SHOOT THE MESSENGER, or, How Lo Can They Go?

In Ibsen's "An Enemy of the People," one man with an unhappy message is isolated by the community.

In Steven Spielberg's "Jaws," the same message is played out in cartoon fashion with nobody at a resort wanting to hear about a dangerous shark. Bad for business, don't you know?

In Vancouver, at 12th & Cambie, when the Chief Financial Officer raises a number of questions about a large and costly development project, she is told, "Resign or be fired."

Not much new in the world.

Gary Mason continuing his first-rate coverage of the Olympic Village fiasco got his hands on the damning memo that reveals just how political City Hall really can be.

"The financial viability of the developer of the Olympic athletes village, the future of the city's credit rating, the increased risk to taxpayers and soaring construction costs were among the many concerns the city's former chief financial officer had months ago about the project, The Globe and Mail has learned.

In an extraordinary memo Estelle Lo sent to then-city-manager Judy Rogers in October, 2008, the since-departed CFO outlined a string of worries she had about the project - many of which have since been validated.

A couple of weeks after sending the memo, Ms. Lo was approached by Ms. Rogers and given an ultimatum: resign or be fired. Ms. Lo would resign with a one-year severance package, and Ms. Rogers would be removed on Dec. 12, 2008, by newly elected Mayor Gregor Robertson."

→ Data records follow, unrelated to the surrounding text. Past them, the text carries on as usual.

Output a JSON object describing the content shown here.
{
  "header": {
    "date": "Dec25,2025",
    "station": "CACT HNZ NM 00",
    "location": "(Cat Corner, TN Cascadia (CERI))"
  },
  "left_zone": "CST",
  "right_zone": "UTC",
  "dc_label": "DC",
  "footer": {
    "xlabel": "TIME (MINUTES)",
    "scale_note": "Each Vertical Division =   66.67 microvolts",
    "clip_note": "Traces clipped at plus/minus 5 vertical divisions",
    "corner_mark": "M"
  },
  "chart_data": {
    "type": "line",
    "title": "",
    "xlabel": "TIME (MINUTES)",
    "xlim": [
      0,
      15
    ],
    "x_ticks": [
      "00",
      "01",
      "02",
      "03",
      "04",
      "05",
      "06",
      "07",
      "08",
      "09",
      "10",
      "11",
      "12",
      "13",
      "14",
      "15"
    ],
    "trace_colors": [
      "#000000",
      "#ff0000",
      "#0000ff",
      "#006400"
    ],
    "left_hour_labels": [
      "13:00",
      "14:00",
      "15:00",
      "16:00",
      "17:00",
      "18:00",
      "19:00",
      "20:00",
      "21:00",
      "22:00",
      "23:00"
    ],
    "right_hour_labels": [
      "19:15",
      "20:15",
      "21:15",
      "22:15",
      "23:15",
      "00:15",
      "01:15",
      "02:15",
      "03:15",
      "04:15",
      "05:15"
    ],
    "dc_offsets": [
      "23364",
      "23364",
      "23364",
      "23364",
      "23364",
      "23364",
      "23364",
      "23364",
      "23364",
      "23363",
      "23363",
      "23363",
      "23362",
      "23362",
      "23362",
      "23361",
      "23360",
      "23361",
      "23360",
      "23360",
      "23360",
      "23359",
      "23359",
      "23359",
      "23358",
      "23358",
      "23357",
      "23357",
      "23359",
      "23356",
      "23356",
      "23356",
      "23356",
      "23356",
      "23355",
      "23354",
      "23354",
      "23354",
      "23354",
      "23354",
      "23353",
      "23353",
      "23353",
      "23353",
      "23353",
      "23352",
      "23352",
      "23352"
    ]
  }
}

Globe writers Ian Bailey & Justine Hunter further report that Mr. Campbell will convene the provincial legislature a bit early to have a vote on amending the City's charter so that it can borrow money to cover this sinkhole.

"Government lawyers are drafting amendments to the Vancouver Charter to allow the city to borrow the money."

Is my cynicism showing when I ask the following?

Amend the City Charter to borrow money?

Is this an elaborate pea-and-shell game to amend the Charter to borrow money for many things many times because we are broke or going broke or afraid of going broke?

Is this the not-so-cleverly disguised license to institutionalize deficit financing to Vancouver?

1 comment:

Anonymous said...

Watch for double digit property taxes and user fees increases for Vancouver.

From one of the most livable, the Olympics will turn Vancouver into one of the most unlivable cities in North America.